Sebanyak 10 g serbuk simplisia kemudian ditambahkan 100 ml air panas, dididihkan selama 5 menit dan disaring dalam keadaan panas. Filtrat yang diperoleh kemudian diambil 5 ml lalu ditambahkan 0,1 g serbuk Mg dan 1 ml HCl pekat da 2 ml amil alkohol, dikocok, dan dibiarkan memisah. Flavonoida positif jika terjadi warna merah, kuning, jingga pada lapisan amil alkohol. (Farnsworth, 1966).

3.3.5 Pemeriksaan Tanin

Sebanyak 0,5 g sampel disari dengan 10 ml air suling, disaring lalu filtratnya diencerkan dengan air suling sampai tidak berwarna. Diambil 2 ml larutan lalu ditambahkan 1 sampai 2 tetes pereaksi besi (III) klorida. Terjadi warna biru atau hijau kehitaman menunjukkan adanya tannin (Farnsworth, 1966).

3.3.6 Pemeriksaan Saponin

Sebanyak 0,5 g sampel dimasukkan ke dalam tabung reaksi dan ditambahkan 10 ml air suling panas, didinginkan kemudian dikocok kuat-kuat selama 10 detik, timbul busa yang mantap tidak kurang dari 10 menit setinggi

1- 10 cm. Ditambahkan 1 tetes larutan asam klorida 2 N, bila buih tidak hilang menunjukkan adanya saponin ( Ditjen POM, 1995).

3.4 Uji Aktivitas Antibakteri 3.4.1 Sterilisasi Alat

Alat - alat yang digunakan dalam penelitian uji aktivitas anti bakteri ini disterilkan terlebih dahulu sebelum digunakan. Alat - alat gelas disterilkan di dalam oven pada suhu 170oC selama 2 jam. Media disterilkan di autokaf pada suhu 121oC selama 15 menit. Jarum ose dan pinset dengan lampu bunsen (Lay, 1994)

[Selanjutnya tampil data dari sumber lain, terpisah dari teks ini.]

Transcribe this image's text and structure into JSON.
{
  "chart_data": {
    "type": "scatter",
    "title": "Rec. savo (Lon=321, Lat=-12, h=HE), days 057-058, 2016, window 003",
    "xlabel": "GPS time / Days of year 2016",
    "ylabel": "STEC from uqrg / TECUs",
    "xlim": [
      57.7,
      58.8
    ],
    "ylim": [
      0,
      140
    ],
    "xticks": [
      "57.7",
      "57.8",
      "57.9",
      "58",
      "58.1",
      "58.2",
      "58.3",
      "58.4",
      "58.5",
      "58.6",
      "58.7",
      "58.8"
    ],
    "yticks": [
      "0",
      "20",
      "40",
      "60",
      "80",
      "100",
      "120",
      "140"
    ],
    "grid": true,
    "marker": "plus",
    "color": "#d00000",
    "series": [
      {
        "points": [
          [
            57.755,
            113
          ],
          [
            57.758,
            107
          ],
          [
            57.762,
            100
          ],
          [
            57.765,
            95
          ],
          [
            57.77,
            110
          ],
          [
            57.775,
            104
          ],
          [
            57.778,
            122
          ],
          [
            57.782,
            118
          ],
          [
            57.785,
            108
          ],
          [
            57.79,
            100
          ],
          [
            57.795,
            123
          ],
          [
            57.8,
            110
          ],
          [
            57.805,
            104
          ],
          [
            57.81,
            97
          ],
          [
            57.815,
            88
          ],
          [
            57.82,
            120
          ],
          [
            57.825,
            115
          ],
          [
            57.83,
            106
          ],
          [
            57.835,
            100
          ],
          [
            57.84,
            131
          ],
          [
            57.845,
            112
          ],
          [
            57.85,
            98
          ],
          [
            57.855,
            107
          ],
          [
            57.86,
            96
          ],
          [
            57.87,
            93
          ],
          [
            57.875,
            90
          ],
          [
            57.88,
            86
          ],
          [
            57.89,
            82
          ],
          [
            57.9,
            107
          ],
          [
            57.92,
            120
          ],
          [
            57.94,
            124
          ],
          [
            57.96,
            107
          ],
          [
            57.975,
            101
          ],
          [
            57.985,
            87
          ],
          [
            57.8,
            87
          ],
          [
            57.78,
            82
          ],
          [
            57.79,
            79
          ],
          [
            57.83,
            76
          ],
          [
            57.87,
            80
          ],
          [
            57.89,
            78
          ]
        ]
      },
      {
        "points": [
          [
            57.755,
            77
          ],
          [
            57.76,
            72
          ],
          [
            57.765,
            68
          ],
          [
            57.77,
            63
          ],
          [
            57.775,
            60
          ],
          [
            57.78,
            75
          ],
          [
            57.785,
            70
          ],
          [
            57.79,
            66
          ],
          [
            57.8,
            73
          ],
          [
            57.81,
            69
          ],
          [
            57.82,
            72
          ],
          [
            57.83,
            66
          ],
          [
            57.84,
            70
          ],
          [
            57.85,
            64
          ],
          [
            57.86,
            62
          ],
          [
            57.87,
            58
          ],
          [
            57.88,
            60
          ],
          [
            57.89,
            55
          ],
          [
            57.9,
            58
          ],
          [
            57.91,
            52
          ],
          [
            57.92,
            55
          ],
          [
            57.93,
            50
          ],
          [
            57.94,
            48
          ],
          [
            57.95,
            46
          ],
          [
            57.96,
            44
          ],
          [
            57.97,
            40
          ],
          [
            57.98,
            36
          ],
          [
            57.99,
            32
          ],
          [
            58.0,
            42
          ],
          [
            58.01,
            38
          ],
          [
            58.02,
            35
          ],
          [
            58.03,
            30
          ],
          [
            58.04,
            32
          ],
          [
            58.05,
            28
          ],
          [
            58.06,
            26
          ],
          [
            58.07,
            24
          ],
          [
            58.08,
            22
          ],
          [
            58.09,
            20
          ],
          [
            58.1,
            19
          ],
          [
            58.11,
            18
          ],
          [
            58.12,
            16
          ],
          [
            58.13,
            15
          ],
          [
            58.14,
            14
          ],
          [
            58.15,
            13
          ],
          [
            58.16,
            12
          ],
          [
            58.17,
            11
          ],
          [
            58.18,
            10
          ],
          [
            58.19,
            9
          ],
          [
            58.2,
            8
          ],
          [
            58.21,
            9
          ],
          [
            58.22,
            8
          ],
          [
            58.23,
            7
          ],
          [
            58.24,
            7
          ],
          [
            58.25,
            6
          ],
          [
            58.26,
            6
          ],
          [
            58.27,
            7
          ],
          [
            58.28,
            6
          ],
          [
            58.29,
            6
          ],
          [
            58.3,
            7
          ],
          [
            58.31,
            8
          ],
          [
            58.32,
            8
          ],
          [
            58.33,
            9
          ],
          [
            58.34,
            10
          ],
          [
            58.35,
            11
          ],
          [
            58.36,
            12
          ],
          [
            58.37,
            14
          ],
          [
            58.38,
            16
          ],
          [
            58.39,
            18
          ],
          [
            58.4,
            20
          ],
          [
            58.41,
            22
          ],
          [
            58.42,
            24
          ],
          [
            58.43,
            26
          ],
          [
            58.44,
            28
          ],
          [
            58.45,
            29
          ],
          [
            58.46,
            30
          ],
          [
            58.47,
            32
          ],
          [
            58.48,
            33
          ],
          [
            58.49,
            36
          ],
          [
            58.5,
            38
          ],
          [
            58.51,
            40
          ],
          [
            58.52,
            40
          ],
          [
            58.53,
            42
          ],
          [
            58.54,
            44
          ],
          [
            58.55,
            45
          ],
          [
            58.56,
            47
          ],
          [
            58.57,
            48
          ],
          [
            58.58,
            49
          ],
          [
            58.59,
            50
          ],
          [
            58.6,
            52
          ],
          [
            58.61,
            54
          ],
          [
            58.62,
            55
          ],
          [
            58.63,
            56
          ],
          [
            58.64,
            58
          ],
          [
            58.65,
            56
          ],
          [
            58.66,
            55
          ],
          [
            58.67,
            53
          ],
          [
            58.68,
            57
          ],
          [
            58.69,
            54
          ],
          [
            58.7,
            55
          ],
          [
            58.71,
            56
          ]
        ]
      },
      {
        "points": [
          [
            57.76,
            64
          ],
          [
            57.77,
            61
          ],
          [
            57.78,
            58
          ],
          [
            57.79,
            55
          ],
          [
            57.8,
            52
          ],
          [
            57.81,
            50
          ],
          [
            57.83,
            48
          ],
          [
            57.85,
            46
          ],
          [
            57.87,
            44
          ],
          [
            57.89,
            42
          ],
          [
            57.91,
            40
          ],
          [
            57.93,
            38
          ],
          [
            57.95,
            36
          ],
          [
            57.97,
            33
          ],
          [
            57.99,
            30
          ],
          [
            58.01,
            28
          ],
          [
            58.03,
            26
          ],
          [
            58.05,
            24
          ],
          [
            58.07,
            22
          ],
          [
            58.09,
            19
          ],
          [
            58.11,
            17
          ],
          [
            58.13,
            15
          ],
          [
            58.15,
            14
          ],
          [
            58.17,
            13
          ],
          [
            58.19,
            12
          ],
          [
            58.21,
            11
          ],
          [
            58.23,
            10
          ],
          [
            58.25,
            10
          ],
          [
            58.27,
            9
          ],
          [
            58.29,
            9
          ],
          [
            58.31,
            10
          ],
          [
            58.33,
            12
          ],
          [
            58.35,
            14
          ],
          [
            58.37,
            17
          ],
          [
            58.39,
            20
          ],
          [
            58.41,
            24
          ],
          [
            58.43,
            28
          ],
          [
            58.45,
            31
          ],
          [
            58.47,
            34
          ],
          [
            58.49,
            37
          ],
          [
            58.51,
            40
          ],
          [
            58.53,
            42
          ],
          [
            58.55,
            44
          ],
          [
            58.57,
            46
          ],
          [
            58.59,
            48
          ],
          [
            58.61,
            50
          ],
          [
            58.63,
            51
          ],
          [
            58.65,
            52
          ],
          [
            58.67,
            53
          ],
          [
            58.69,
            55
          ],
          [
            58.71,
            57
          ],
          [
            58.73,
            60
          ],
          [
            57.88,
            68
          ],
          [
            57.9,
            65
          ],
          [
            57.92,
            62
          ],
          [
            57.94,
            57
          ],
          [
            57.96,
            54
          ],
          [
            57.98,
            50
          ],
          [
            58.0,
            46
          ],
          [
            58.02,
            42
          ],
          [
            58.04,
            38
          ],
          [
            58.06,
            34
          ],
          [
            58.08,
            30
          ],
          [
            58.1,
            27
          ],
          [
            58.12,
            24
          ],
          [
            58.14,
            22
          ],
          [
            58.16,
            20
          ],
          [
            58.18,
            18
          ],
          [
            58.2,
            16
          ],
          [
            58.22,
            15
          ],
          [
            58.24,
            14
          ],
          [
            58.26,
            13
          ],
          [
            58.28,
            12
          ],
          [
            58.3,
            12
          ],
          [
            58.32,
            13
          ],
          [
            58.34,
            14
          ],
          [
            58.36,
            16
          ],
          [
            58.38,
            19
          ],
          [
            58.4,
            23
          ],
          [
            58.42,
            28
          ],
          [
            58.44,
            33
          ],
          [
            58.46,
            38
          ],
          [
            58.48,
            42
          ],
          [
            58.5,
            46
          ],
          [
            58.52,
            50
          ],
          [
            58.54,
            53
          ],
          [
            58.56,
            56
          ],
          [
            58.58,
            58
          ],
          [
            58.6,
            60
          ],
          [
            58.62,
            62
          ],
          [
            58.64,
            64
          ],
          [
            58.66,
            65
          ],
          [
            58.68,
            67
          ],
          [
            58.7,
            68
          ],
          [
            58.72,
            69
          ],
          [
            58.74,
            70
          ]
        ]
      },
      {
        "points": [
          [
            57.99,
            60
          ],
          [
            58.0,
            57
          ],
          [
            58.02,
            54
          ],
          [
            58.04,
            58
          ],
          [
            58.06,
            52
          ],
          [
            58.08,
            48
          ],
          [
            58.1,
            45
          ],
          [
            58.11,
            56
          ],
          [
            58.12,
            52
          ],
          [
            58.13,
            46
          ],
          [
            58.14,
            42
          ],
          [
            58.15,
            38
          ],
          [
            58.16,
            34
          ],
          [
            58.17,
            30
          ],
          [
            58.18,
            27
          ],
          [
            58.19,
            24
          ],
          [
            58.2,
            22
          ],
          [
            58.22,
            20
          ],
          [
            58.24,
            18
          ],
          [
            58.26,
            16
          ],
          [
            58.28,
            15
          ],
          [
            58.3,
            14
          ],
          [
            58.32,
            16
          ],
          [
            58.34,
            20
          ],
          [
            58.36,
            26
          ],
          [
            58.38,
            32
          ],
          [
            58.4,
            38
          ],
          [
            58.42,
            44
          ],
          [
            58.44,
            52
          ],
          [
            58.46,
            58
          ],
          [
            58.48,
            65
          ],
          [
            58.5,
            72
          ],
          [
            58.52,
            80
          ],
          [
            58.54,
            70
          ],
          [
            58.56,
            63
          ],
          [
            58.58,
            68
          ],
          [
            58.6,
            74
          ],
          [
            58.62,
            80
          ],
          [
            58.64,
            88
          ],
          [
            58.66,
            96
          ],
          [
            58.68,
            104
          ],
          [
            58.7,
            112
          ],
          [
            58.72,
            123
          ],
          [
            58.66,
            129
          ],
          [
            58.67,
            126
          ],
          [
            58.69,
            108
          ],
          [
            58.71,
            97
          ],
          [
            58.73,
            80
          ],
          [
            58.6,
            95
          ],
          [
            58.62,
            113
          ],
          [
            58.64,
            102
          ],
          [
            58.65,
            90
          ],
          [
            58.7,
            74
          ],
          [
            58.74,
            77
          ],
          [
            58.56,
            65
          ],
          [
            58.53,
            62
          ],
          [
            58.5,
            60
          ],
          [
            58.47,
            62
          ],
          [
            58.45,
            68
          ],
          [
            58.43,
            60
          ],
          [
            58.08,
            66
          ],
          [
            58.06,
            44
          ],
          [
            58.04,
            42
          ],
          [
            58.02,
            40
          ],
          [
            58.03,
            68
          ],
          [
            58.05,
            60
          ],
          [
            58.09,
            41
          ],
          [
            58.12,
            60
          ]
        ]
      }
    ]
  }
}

3.4.2 Pembuatan Media Muller Hinton Agar (MHA)

Komposisi : Beef, infusion form 300 mg

Bacto - casamino Acids, Technical 17,5 g

Starch 1,5 g

Bacto - agar 17 g

Cara Pembuatan :

Sebanyak 38 g media disuspensikan dalam 1000 ml air suling steril, kemudian dipanaskan hingga mendidih dan semuanya larut. Disterilkan dalam autoklaf (Difco, 1977).

3.4.3. Pembuatan Larutan Natrium Klorida 0,9 %

Komposisi: Natrium Klorida 0,9 g

Air suling steril hingga 100 ml Cara pembuatan:

Natrium klorida ditimbang sebanyak 0,9 g lalu dilarutkan dalam air suling steril sedikit demi sedikit dalam labu takar 100 ml sampai larut sempurna

Ditambahkan air suling sampai garis tanda, lalu disterilkan pada autoklaf suhu 121oC selama 15 menit.

3.4.4 Pembuatan Suspensi Standar Mc. Farland ( Anonim, 2008)

Suspensi Standar Mc. Farland adalah suspensi yang menunjukkan konsentrasi kekeruhan bakteri sama dengan 108 CFU/ml.

Komposisi :

Larutan Asam sulfat 1 % b/v 9,5 ml Larutan Barium klorida v/v 0,5 ml Cara Pembuatan :

Dicampur kedua larutan tersebut dalam tabung reaksi dikocok dan dihomogenkan. Apabila kekeruhan suspensi bakteri uji adalah sama dengan kekeruhan suspensi standart, berarti konsentrasi suspensi bakteri adalah 108 CFU/ml.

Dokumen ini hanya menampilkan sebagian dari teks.